Una prima, fondamentale prova d’amore tra gialli e rossi, non senza qualche insidia, per rafforzare un’intesa appena nata ma già scricchiolante: il taglio dei parlamentari (345 saranno eliminati) è stata per mesi la riforma chiave per il Movimento Cinque Stelle, una questione di principio sulla quale non si poteva transigere e che ha visto alla fine il Pd cedere in cambio di promesse su una serie di altri passaggi che accompagneranno la trasformazione delle Camere, d’ora in poi a ranghi decisamente più ridotti.
Un passaggio obbligato, dunque, per non scontentare i grillini già pronti a esultare. Ma che non entusiasma il pianeta dem, che sorride amaro.
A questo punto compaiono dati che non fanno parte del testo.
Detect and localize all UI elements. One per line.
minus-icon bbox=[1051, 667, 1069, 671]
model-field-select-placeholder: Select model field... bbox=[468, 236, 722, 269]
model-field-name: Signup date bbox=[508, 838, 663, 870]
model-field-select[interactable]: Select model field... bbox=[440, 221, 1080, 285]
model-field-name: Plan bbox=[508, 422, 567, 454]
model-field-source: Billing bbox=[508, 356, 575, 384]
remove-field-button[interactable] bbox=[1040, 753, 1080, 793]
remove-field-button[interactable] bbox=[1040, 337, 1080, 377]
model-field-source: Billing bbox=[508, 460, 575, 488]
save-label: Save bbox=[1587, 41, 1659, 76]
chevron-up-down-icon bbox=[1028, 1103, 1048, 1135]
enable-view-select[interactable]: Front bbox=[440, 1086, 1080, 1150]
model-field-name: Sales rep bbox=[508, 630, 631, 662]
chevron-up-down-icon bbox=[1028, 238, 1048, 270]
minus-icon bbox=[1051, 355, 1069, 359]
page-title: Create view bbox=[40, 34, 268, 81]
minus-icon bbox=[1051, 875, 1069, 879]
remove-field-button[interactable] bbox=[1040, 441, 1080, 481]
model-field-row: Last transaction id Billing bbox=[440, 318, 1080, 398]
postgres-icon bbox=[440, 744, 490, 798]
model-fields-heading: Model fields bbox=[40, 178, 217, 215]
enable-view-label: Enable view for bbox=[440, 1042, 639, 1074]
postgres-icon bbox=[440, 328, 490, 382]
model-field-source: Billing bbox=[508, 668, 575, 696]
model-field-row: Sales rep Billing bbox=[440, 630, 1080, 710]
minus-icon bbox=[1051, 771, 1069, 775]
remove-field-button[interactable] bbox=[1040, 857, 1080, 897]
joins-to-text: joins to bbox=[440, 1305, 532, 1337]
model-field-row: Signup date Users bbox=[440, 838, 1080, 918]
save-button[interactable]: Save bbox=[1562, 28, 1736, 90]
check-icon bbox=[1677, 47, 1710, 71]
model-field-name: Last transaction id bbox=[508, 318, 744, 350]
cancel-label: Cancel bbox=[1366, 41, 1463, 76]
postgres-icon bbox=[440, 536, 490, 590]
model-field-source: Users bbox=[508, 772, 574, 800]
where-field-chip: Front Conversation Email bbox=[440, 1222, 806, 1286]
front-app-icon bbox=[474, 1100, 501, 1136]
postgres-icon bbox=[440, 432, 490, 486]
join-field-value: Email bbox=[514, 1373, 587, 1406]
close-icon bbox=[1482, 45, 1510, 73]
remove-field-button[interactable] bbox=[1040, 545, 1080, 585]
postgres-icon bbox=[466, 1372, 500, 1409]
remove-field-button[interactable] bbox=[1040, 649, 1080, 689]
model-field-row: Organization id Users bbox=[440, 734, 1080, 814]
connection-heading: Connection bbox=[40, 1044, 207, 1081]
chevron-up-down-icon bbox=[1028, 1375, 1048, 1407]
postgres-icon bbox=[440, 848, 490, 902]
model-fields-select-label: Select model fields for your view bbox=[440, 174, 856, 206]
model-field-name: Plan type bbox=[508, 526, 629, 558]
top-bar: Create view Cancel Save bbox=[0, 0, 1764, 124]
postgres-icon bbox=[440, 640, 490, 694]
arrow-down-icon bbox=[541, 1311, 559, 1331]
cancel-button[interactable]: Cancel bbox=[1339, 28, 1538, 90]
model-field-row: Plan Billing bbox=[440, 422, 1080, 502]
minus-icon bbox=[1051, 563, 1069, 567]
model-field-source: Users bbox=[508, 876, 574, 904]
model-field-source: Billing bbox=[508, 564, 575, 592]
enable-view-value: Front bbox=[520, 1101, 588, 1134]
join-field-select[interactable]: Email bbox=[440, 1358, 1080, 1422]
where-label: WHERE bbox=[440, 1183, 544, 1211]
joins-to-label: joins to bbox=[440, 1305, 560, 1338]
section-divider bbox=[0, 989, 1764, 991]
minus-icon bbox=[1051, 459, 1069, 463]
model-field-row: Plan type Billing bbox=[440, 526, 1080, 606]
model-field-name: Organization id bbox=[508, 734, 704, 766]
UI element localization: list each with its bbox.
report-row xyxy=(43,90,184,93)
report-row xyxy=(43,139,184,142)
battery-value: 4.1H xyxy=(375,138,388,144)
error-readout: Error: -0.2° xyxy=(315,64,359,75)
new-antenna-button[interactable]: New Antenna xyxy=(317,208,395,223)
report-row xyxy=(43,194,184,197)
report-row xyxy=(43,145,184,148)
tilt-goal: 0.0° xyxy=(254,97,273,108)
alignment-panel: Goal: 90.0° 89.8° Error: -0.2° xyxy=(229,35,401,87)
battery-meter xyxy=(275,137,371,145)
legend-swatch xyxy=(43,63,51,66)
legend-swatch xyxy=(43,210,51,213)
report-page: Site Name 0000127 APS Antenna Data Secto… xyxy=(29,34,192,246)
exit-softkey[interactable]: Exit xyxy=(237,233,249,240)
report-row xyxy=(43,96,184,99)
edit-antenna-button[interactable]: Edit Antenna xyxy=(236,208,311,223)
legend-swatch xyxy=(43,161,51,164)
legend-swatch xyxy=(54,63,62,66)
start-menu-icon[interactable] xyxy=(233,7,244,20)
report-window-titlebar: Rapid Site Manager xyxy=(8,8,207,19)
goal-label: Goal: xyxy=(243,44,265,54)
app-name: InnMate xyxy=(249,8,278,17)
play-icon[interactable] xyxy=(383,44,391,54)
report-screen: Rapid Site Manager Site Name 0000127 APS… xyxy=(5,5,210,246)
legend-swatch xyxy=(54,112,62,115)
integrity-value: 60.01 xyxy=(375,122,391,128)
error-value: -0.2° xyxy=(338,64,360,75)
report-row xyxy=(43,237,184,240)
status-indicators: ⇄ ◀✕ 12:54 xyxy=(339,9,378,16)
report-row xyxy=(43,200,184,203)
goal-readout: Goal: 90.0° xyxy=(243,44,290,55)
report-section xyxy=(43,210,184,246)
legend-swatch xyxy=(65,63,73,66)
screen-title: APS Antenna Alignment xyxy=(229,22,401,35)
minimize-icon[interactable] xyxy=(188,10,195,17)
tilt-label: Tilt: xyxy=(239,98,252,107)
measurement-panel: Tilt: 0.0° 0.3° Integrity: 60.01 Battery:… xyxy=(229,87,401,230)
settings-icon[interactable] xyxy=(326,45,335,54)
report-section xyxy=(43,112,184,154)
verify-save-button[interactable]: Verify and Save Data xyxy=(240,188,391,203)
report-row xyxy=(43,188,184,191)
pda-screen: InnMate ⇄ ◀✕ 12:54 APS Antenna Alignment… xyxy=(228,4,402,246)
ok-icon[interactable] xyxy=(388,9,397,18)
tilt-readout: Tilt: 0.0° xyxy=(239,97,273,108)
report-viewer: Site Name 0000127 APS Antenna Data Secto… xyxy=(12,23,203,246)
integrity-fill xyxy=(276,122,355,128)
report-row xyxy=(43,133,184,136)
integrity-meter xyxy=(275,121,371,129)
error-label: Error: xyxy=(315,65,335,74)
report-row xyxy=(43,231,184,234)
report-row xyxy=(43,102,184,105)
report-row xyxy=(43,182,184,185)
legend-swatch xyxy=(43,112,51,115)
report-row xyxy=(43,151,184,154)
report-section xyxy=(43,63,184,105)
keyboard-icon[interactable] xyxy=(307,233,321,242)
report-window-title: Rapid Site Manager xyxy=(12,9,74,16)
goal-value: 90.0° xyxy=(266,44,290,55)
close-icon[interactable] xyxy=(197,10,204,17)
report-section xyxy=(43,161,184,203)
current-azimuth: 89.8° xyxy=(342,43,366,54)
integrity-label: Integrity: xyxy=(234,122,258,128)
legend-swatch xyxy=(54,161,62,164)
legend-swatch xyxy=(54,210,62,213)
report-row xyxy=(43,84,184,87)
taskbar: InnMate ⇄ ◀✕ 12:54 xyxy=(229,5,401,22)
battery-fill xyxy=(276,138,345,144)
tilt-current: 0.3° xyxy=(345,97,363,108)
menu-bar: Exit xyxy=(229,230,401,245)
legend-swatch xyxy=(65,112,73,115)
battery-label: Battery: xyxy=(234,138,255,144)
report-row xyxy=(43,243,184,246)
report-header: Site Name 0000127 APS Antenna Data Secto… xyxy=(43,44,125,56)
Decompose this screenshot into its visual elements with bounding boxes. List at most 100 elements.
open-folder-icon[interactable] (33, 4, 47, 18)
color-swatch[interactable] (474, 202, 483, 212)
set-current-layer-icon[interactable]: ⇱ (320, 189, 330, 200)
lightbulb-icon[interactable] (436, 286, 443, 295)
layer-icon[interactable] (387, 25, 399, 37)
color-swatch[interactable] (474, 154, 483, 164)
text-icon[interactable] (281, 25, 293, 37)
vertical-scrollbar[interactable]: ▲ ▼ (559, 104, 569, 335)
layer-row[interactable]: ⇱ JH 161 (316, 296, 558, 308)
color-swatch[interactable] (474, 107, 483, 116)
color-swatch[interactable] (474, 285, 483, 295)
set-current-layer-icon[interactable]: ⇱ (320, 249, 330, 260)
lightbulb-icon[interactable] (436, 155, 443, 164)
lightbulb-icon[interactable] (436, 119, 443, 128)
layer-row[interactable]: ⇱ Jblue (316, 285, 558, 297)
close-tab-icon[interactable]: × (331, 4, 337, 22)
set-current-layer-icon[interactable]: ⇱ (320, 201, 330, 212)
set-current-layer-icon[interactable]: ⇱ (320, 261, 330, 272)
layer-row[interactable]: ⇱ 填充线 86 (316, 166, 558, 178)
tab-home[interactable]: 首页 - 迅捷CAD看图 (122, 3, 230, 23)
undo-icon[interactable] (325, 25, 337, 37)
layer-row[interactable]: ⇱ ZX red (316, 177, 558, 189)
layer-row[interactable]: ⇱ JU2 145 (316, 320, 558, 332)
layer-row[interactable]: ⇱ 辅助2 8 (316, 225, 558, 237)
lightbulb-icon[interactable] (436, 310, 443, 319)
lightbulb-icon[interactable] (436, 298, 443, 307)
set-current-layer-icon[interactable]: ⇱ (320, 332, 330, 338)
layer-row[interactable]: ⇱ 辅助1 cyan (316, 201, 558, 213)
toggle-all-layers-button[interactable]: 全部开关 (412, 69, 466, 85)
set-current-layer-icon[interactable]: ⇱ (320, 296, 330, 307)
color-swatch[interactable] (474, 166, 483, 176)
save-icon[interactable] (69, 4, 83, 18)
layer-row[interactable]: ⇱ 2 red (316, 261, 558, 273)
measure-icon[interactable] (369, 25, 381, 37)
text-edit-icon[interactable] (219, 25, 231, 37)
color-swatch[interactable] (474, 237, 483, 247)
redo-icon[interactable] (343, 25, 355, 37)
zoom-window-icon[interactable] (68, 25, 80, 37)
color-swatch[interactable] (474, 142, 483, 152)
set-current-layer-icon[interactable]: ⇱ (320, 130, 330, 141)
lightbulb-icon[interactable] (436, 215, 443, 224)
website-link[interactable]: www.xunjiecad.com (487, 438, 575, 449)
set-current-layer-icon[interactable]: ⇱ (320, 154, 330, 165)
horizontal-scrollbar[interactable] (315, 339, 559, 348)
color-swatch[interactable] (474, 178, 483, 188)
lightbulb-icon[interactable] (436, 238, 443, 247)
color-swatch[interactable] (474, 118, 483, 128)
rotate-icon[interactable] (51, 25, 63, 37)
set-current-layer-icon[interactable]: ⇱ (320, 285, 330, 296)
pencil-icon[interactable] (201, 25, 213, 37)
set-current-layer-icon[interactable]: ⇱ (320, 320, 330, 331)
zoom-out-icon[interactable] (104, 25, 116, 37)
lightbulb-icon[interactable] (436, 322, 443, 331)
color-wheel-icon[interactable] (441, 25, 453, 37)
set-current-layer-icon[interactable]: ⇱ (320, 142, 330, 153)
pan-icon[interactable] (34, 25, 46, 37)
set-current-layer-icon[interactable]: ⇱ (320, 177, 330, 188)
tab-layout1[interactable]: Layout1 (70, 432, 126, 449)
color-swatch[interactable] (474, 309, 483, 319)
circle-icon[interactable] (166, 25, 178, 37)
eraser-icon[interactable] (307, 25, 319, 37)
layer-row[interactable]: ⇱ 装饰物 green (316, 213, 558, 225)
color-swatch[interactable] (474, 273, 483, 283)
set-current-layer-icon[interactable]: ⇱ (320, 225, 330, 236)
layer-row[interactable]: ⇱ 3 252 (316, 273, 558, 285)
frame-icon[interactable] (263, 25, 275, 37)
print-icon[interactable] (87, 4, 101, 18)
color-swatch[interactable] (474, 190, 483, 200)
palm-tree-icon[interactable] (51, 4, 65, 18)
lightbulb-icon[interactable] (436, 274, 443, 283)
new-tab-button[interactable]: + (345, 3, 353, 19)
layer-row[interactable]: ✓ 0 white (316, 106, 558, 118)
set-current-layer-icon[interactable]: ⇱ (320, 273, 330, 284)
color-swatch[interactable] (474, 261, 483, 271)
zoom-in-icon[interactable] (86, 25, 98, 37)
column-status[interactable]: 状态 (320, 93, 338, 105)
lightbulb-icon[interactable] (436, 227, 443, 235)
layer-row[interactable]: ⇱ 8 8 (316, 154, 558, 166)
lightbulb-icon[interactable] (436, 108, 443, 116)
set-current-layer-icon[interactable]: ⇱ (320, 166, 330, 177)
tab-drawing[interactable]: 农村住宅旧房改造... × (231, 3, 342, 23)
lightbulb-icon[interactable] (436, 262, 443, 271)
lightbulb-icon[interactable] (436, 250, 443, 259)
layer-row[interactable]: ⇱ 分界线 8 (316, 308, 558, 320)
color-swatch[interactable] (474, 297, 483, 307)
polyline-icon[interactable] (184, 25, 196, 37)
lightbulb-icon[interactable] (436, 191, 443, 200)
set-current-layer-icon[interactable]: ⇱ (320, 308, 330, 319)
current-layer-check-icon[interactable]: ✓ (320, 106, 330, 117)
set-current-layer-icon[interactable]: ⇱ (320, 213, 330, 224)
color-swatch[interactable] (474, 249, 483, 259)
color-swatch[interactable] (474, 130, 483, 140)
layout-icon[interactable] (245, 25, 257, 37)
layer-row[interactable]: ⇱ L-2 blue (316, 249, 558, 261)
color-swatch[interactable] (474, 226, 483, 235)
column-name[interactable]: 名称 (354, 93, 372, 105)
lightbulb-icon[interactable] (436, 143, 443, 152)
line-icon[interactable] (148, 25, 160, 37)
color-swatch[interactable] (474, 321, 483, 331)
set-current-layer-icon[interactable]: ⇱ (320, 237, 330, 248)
Gli stessi renziani di Italia Viva hanno promesso voto favorevole, sottolineando però come “non cambierà in meglio la vita del Parlamento”. Imbarazzi simili anche nell’opposizione, nei confronti di una norma che una grossa parte dell’elettorato percepisce come sacrosanta e che però non convince gli esponenti di Forza Italia (la Lega è schierata a priori contro ogni iniziativa giallorossa).
Unico partito a esprimere in maniera diretta il proprio dissenso è stato fin qui +Europa. Ma cos’è, di preciso, che non convince della riforma? Non la riduzione di onorevoli in sé, mai contestata da alcuna forza politica, quanto piuttosto le modalità: “Si dovrebbe tenere conto – spiegava Emma Bonino in questi giorni – dei criteri di rappresentatività politica e territoriale e dei principi funzionali dell’attività delle Camere. Inoltre, dovrebbe seguire e non precedere la riforma del bicameralismo paritario, che è uno dei problemi irrisolti del nostro sistema istituzionale. Invece, qui si parte del taglio degli eletti, senza badare alle conseguenze che un simile taglio comporterebbe”.
Non piacciono nemmeno le tempistiche, con il taglio che segue e non precede la riforma del bicameralismo paritario. Senza una differenziazione del ruolo di Camera e Senato e senza garantire la rappresentanza dei territori, il taglio drastico, incondizionato, rischia di creare pericolosi corti circuiti. Un passaggio che doveva essere importante per la storia del nostro Paese e che sarà invece affrontato con estrema leggerezza, chi per paura di perdere voti, chi per non mettere a rischio un governo già claudicante, quasi nessuno con le idee chiare.